To determine which lengths could NOT be a possible length of the third side of a triangle with the other two sides measuring 2 units and 8 units, we can use the triangle inequality theorem. This theorem states that the sum of the lengths of any two sides of a triangle must be greater than the length of the third side.
Let the lengths of the sides be \( a = 2 \), \( b = 8 \), and \( c \) be the length of the third side.
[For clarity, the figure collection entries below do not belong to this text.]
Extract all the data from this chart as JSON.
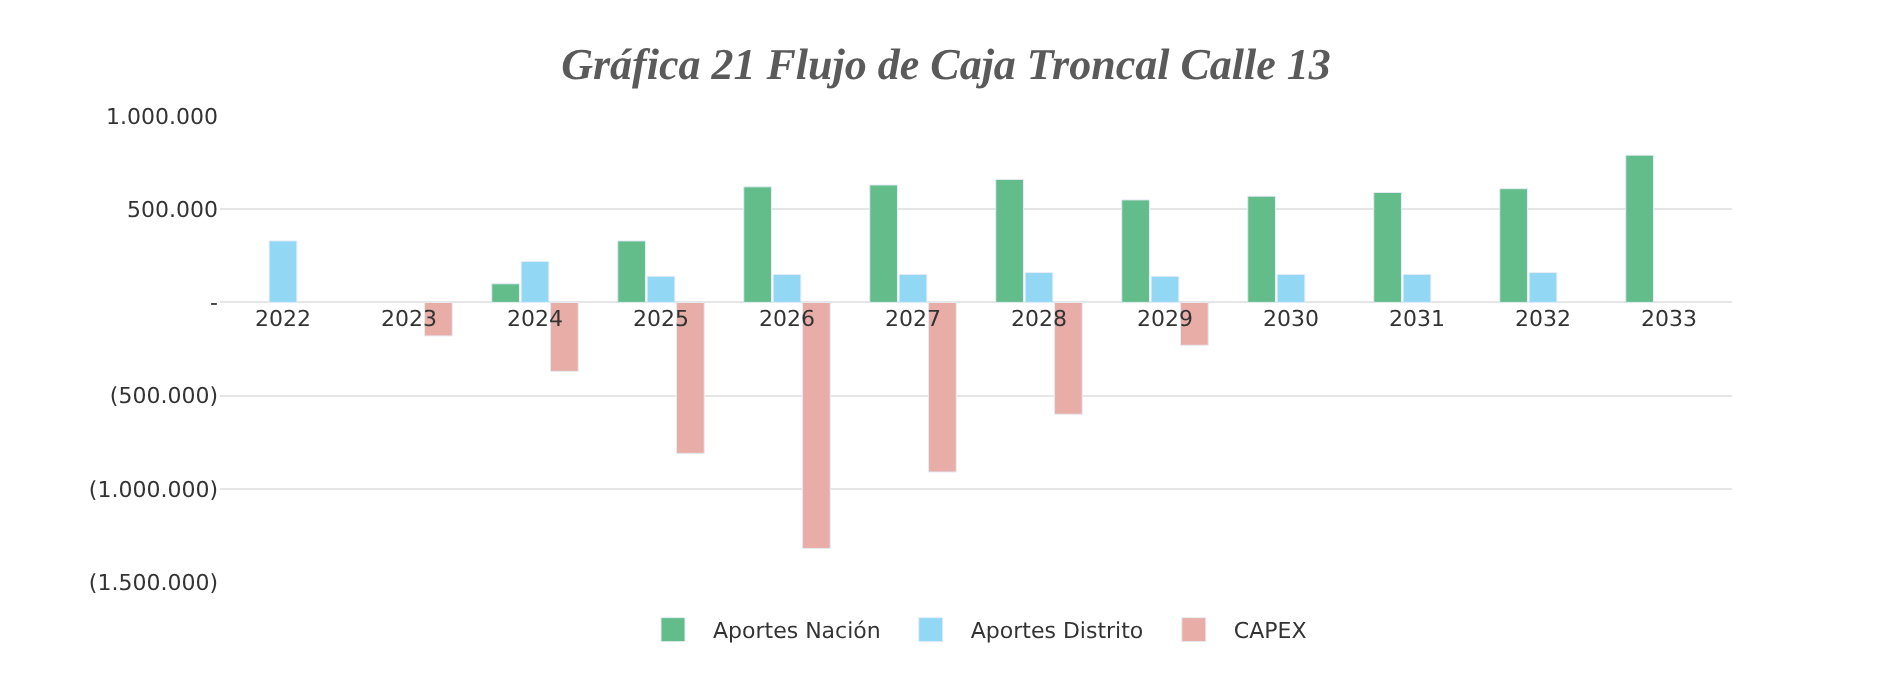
{
  "chart_data": {
    "type": "bar",
    "title": "Gráfica 21 Flujo de Caja Troncal Calle 13",
    "categories": [
      "2022",
      "2023",
      "2024",
      "2025",
      "2026",
      "2027",
      "2028",
      "2029",
      "2030",
      "2031",
      "2032",
      "2033"
    ],
    "series": [
      {
        "name": "Aportes Nación",
        "color": "#63bd8b",
        "values": [
          null,
          null,
          100000,
          330000,
          620000,
          630000,
          660000,
          550000,
          570000,
          590000,
          610000,
          790000
        ]
      },
      {
        "name": "Aportes Distrito",
        "color": "#92d8f4",
        "values": [
          330000,
          null,
          220000,
          140000,
          150000,
          150000,
          160000,
          140000,
          150000,
          150000,
          160000,
          null
        ]
      },
      {
        "name": "CAPEX",
        "color": "#e8ada6",
        "values": [
          null,
          -180000,
          -370000,
          -810000,
          -1320000,
          -910000,
          -600000,
          -230000,
          null,
          null,
          null,
          null
        ]
      }
    ],
    "ylim": [
      -1500000,
      1000000
    ],
    "yticks": [
      {
        "value": 1000000,
        "label": "1.000.000"
      },
      {
        "value": 500000,
        "label": "500.000"
      },
      {
        "value": 0,
        "label": "-"
      },
      {
        "value": -500000,
        "label": "(500.000)"
      },
      {
        "value": -1000000,
        "label": "(1.000.000)"
      },
      {
        "value": -1500000,
        "label": "(1.500.000)"
      }
    ],
    "grid": "y",
    "legend": "bottom"
  }
}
The triangle inequalities to consider are:
- \( a + b > c \)
- \( a + c > b \)
- \( b + c > a \)
Substituting \( a \) and \( b \):
- \( 2 + 8 > c \) → \( 10 > c \) → \( c < 10 \)
- \( 2 + c > 8 \) → \( c > 6 \)
- \( 8 + c > 2 \) → \( c > -6 \) (this inequality is always satisfied given positive side lengths)
From these inequalities, we find:
- \( c \) must be less than 10.
- \( c \) must be greater than 6.
Thus, the range for \( c \) is:
\[ 6 < c < 10 \]
Now let's evaluate the given options:
- 7: This is within the range (6 < 7 < 10).
- 8: This is also within the range (6 < 8 < 10).
- 9: This is within the range (6 < 9 < 10).
- 10: This is NOT within the range (10 is not less than 10).
Therefore, the length that could NOT be a possible length of the third side is 10.